Les méthodes agiles sont des groupes de pratiques pouvant s'appliquer à divers types de projets, mais se limitant plutôt actuellement aux projets de développement en informatique (conception de logiciel). Les méthodes agiles se veulent plus pragmatiques que les méthodes traditionnelles.

Elles impliquent au maximum le demandeur (client) et permettent une grande réactivité à ses demandes.

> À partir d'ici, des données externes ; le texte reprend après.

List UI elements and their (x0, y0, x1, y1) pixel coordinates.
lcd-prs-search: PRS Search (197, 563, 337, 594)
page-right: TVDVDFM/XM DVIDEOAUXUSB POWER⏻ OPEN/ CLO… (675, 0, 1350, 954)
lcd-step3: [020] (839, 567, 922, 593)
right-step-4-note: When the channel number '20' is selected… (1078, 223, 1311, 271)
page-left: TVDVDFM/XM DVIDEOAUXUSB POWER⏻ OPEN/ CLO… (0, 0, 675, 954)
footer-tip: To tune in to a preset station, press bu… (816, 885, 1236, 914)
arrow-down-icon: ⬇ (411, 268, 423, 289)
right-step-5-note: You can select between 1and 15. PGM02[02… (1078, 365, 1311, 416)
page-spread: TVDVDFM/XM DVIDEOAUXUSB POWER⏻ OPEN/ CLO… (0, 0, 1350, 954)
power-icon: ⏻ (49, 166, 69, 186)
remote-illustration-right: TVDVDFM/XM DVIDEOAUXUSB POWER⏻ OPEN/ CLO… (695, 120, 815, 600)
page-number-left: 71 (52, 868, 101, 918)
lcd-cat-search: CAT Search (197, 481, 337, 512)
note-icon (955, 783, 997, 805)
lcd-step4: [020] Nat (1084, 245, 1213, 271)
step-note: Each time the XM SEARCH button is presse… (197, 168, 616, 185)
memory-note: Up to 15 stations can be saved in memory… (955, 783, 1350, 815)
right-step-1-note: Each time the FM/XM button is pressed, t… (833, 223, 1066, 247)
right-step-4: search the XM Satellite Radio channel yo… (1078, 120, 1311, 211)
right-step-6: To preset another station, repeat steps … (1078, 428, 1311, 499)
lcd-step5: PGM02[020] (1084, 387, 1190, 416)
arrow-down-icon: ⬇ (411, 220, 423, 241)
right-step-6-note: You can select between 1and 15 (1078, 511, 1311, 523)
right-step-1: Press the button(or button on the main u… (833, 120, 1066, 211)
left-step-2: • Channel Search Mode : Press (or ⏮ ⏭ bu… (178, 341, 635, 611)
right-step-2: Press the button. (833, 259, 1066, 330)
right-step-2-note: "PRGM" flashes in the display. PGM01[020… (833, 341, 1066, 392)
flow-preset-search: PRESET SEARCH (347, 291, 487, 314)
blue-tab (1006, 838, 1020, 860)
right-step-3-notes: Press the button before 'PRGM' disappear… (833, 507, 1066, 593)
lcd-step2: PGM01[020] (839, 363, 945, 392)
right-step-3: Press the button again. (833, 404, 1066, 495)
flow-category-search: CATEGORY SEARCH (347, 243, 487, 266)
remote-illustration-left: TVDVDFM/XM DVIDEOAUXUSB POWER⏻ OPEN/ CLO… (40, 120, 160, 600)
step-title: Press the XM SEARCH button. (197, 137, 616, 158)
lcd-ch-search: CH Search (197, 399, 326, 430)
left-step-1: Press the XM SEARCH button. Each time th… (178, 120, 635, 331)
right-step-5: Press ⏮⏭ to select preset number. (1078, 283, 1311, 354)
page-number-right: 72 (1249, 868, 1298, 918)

Elles visent la satisfaction réelle du besoin du client et non les termes d'un contrat de développement. La notion de méthode agile a été officialisée en 2001 par un document, le Manifeste Agile (Agile Manifesto), signé par 17 personnalités impliquées dans l'évolution du génie logiciel, en particulier, en tant qu'auteur de leur propre méthode.

Valeurs :

Dans ce but, elles prônent 4 valeurs fondamentales (entre parenthèses, les citations du manifeste) :

  • L'équipe (« Les individus et leurs interactions plus que les processus et les outils ») :

Dans l'optique agile, l'équipe est bien plus importante que les outils (structurants ou de contrôle) ou les procédures de fonctionnement. Il est préférable d'avoir une équipe soudée et qui communique, composée de développeurs (éventuellement à niveaux variables), plutôt qu'une équipe composée d'experts fonctionnant chacun de manière isolée. La communication est une notion fondamentale.

  • L'application (« Des logiciels opérationnels plus qu'une documentation exhaustive ») :

Il est vital que l'application fonctionne. Le reste, et notamment la documentation technique, est une aide précieuse mais non un but en soi. Une documentation précise est utile comme moyen de communication. La documentation représente une charge de travail importante, mais peut pourtant être néfaste si elle n'est pas à jour. Il est préférable de commenter abondamment le code lui-même, et surtout de transférer les compétences au sein de l'équipe (on en revient à l'importance de la communication).

  • La collaboration (« La collaboration avec les clients plus que la négociation contractuelle ») :

Le client doit être impliqué dans le développement. On ne peut se contenter de négocier un contrat au début du projet, puis de négliger les demandes du client. Le client doit collaborer avec l'équipe et fournir un feed-back continu sur l'adaptation du logiciel à ses attentes.

  • L'acceptation du changement (« L'adaptation au changement plus que le suivi d'un plan ») :

La planification initiale et la structure du logiciel doivent être flexibles afin de permettre l'évolution de la demande du client tout au long du projet. Les premières releases du logiciel vont souvent provoquer des demandes d'évolution.